A no ser que tome conciencia de que tiene un problema de autoestima y que debería buscar ayuda o le quedan muchos años de cabrearse con el mundo porque no le trata adecuadamente:rolleye::rolleye:

Si el tema va a más y está tan controlada por su familia, que espera que seas un apendice de ella lo tienes jodido. Desde acusarte de maltrato a tener un hijo y mandarte a tomar por c*** antes de que nazca. Eso le pasó a un conocido. 

Igual ni lo hace intencionadamente ni a mala idea, es que no le cabe otro comportamiento:


----------



## The number of de beast (19 Dic 2016)

En año y medio ya salen a relucir varias de las cosas que hoy reprocha a la otra parte. Pero bueno, cada persona es un mundo y solo a usted le corresponde valorar la situación y decidir.
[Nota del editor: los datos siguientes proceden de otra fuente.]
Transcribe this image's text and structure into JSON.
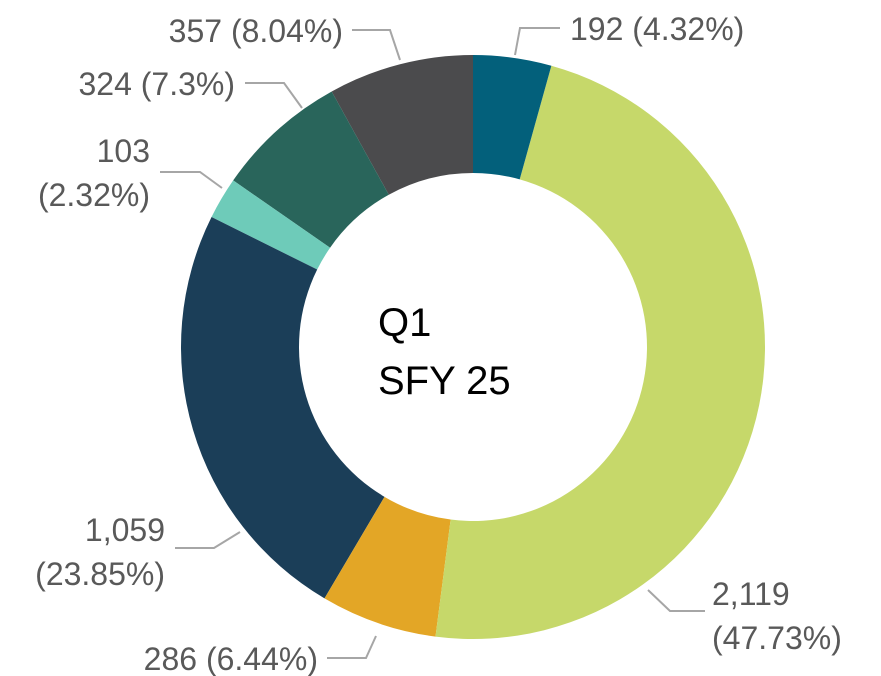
{
  "chart_data": {
    "type": "donut",
    "center_text": [
      "Q1",
      "SFY 25"
    ],
    "values": [
      192,
      2119,
      286,
      1059,
      103,
      324,
      357
    ],
    "value_labels": [
      "192 (4.32%)",
      "2,119 (47.73%)",
      "286 (6.44%)",
      "1,059 (23.85%)",
      "103 (2.32%)",
      "324 (7.3%)",
      "357 (8.04%)"
    ],
    "colors": [
      "#03607b",
      "#c6d86a",
      "#e3a626",
      "#1b3e58",
      "#6ecbb9",
      "#29655b",
      "#4b4b4d"
    ]
  }
}
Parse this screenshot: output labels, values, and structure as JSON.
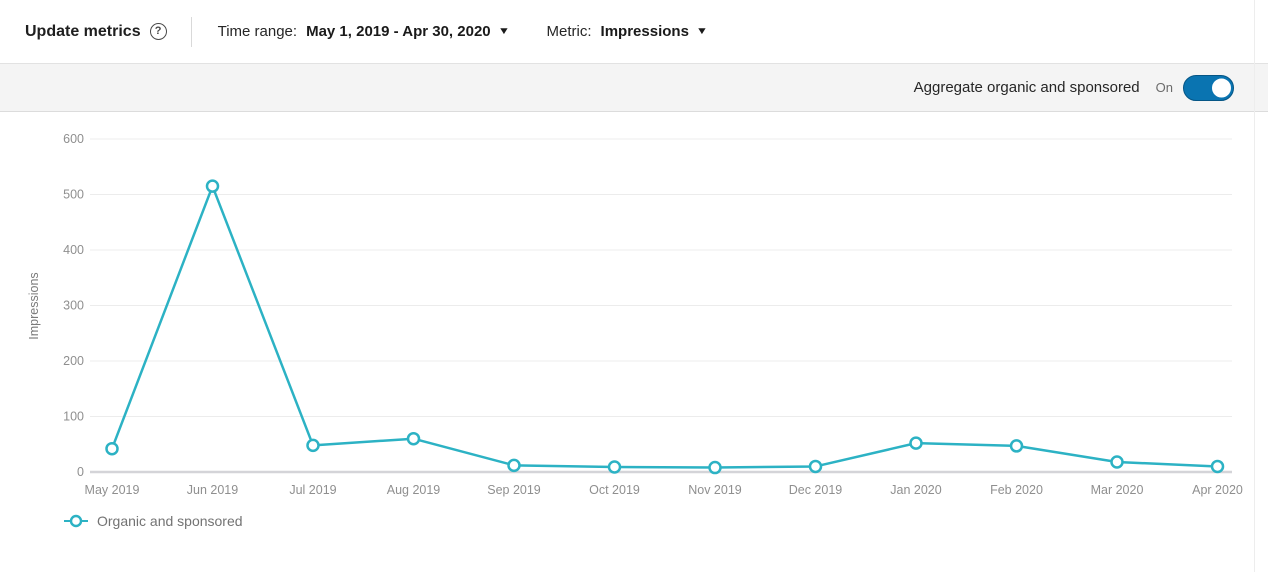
{
  "header": {
    "title": "Update metrics",
    "help_glyph": "?",
    "time_range_label": "Time range:",
    "time_range_value": "May 1, 2019 - Apr 30, 2020",
    "metric_label": "Metric:",
    "metric_value": "Impressions"
  },
  "icons": {
    "caret_down": "▼"
  },
  "aggregate_bar": {
    "label": "Aggregate organic and sponsored",
    "toggle_state": "On",
    "toggle_on": true
  },
  "colors": {
    "line": "#2cb2c4",
    "point_fill": "#ffffff",
    "toggle_blue": "#0a74b1",
    "grid": "#ececec",
    "zero_axis": "#d4d4d8",
    "axis_text": "#8f8f8f",
    "band_bg": "#f4f4f4"
  },
  "chart_data": {
    "type": "line",
    "title": "",
    "xlabel": "",
    "ylabel": "Impressions",
    "categories": [
      "May 2019",
      "Jun 2019",
      "Jul 2019",
      "Aug 2019",
      "Sep 2019",
      "Oct 2019",
      "Nov 2019",
      "Dec 2019",
      "Jan 2020",
      "Feb 2020",
      "Mar 2020",
      "Apr 2020"
    ],
    "series": [
      {
        "name": "Organic and sponsored",
        "values": [
          42,
          515,
          48,
          60,
          12,
          9,
          8,
          10,
          52,
          47,
          18,
          10
        ]
      }
    ],
    "ylim": [
      0,
      600
    ],
    "yticks": [
      0,
      100,
      200,
      300,
      400,
      500,
      600
    ],
    "grid": true,
    "legend_position": "bottom"
  }
}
Para estar a disgusto es mejor dejarlo, eso no tiene vuelta de hoja. Sólo le digo que para vivir en pareja hay que realizar muchos cambios en la vida de uno, y no todos van a ser de nuestro gusto, y eso también hay que asumirlo y aceptarlo. Nadie es perfecto, y el primero............ UNO MISMO. Conviene tenerlo en cuenta antes de reprochar a otros sus acciones.

Un saludo, y suerte con sus decisiones.


----------



## George A (19 Dic 2016)

Es una locura que uno esté obligado a vivir las miserias de la familia del otro. Yo eximiría sin dudarlo a mi pareja como la eximo del momento en que me deshago de mis heces. Es insano y anti seductor. Otra cosa es que fueran eventos festivos llenos de jolgorio pero ¿Tener que ir a una residencia? Incluso negaría el acompañamiento en caso de ofrecimiento.

En todo caso antes de dejarla le daría la opción poniendo todas las condiciones en la mesa, todas. No volver a la residencia, salir los domingos con la bici. El tiempo con colegas. No volver a limpiar delante de ella, si hace falta pago mi parte a una asistenta. Y la ristra de etcéteras que hagan el forero perder la respiración y llenarse de angustia y ansiedad.

---------- Post added 19-dic-2016 at 16:29 ----------

Pero como es una loca negativa, los lloros y quejidos continuarán hasta el infinito. Es una losa, no una acompañante. Ánimo valiente


----------



## das kind (19 Dic 2016)

Mire, su pareja tiene problemas muy graves que con la edad (en especial por los cambios hormonales) se van a ir agravando. Evidentemente, no estamos ninguno en su pellejo, pero si con sólo 6 meses de relación ya le monta unos pifostios de ese calibre, cuando con ese tiempo deberían dedicarse poco más que a follar como leones, lo mejor que puede hacer Ud. es coger las riendas de su vida y que la chica se hostie sola. Y, por favor, no vuelva a hacerse la pregunta de "¿qué va a ser de ella?" porque ella no se la está haciendo con Ud.: ya ve que quiere que Ud. haga determinadas cosas _porque se hacen en mi familia_, y punto. Pues no, oiga. No, y punto.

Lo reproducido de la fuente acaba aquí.